How the 2013 election will move marriage equality forward
Marriage equality will figure prominently in the 2013 election campaign.
Thanks to several years of high profile community debate, marriage equality is already one of the key social issues in modern Australia.
Reform not only has high public support (just under 65%), but support is growing stronger, especially among young voters for whom the issue is emblematic of a better Australia.
Adding to this is the likelihood of reform in France, Britain and New Zealand in the next few months, increasing pressure on Australia to follow.
We’re also likely to see at least one state or territory allow legal same-sex marriages before the federal poll in September.

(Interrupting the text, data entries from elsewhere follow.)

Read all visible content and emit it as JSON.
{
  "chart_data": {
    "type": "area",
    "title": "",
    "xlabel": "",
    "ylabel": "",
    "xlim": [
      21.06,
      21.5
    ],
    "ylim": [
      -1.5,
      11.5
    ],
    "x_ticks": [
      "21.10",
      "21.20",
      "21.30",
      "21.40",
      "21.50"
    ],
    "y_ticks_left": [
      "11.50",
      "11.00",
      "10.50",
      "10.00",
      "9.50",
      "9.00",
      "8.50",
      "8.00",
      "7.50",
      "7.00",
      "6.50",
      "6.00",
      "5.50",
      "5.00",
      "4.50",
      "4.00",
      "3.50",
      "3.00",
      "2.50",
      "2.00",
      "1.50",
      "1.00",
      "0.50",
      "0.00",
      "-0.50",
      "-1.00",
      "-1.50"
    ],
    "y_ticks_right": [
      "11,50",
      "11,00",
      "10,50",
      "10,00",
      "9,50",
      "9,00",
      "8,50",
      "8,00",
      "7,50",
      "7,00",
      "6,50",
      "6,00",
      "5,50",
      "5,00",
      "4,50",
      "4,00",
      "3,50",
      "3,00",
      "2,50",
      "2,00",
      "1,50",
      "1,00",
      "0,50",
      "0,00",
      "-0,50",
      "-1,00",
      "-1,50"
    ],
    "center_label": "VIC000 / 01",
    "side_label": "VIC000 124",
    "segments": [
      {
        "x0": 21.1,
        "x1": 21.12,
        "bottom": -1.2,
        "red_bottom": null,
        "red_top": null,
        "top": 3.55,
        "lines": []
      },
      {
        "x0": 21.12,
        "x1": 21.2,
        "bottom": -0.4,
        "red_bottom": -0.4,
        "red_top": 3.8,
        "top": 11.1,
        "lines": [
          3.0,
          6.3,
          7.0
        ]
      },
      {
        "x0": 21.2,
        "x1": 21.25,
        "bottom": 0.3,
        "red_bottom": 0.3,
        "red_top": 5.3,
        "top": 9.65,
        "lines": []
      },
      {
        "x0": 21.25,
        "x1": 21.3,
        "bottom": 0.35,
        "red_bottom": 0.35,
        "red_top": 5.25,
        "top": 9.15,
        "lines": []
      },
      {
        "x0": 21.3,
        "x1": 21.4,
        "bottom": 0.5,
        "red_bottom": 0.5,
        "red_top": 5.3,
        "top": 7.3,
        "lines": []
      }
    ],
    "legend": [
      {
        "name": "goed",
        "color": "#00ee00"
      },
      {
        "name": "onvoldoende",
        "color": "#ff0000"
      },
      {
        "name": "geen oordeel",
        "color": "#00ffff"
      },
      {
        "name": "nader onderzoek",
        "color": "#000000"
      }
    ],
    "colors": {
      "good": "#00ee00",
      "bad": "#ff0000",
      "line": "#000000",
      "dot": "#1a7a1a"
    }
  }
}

The job of supporters of marriage equality is to ensure the issue’s profile helps move the nation closer to reform.
This means securing a Coalition conscience vote by targeting the electorates of those Liberal MPs who should vote for marriage equality but can’t.
It also means encouraging more Labor MPs to vote for marriage equality by targeting the electorates of those Labor members who can vote for it but haven’t.
To achieve both these goals Australian Marriage Equality will be working with local groups in areas where there is high support for marriage equality.
I have already met locals in the Liberal and Labor-held seats in Melbourne and Brisbane, with more meetings to come in other cities.
The people I’ve met are keen to do all they can to ensure their local member can and will vote for marriage equality regardless of who wins government on September 14th.
AME hasn’t forgotten marriage equality supporters outside these seats.
We have begun surveying all candidates, and will present the results of our survey on a new 2103 marriage equality election website soon to be unveiled.
The 2012 US election showed that marriage equality is a vote winner for those who support it and a loser for those against.
I am confident the 2013 Australian election will do the same.
But this will only happen if supporters join together to ensure marriage equality is a touchstone issue in their local area.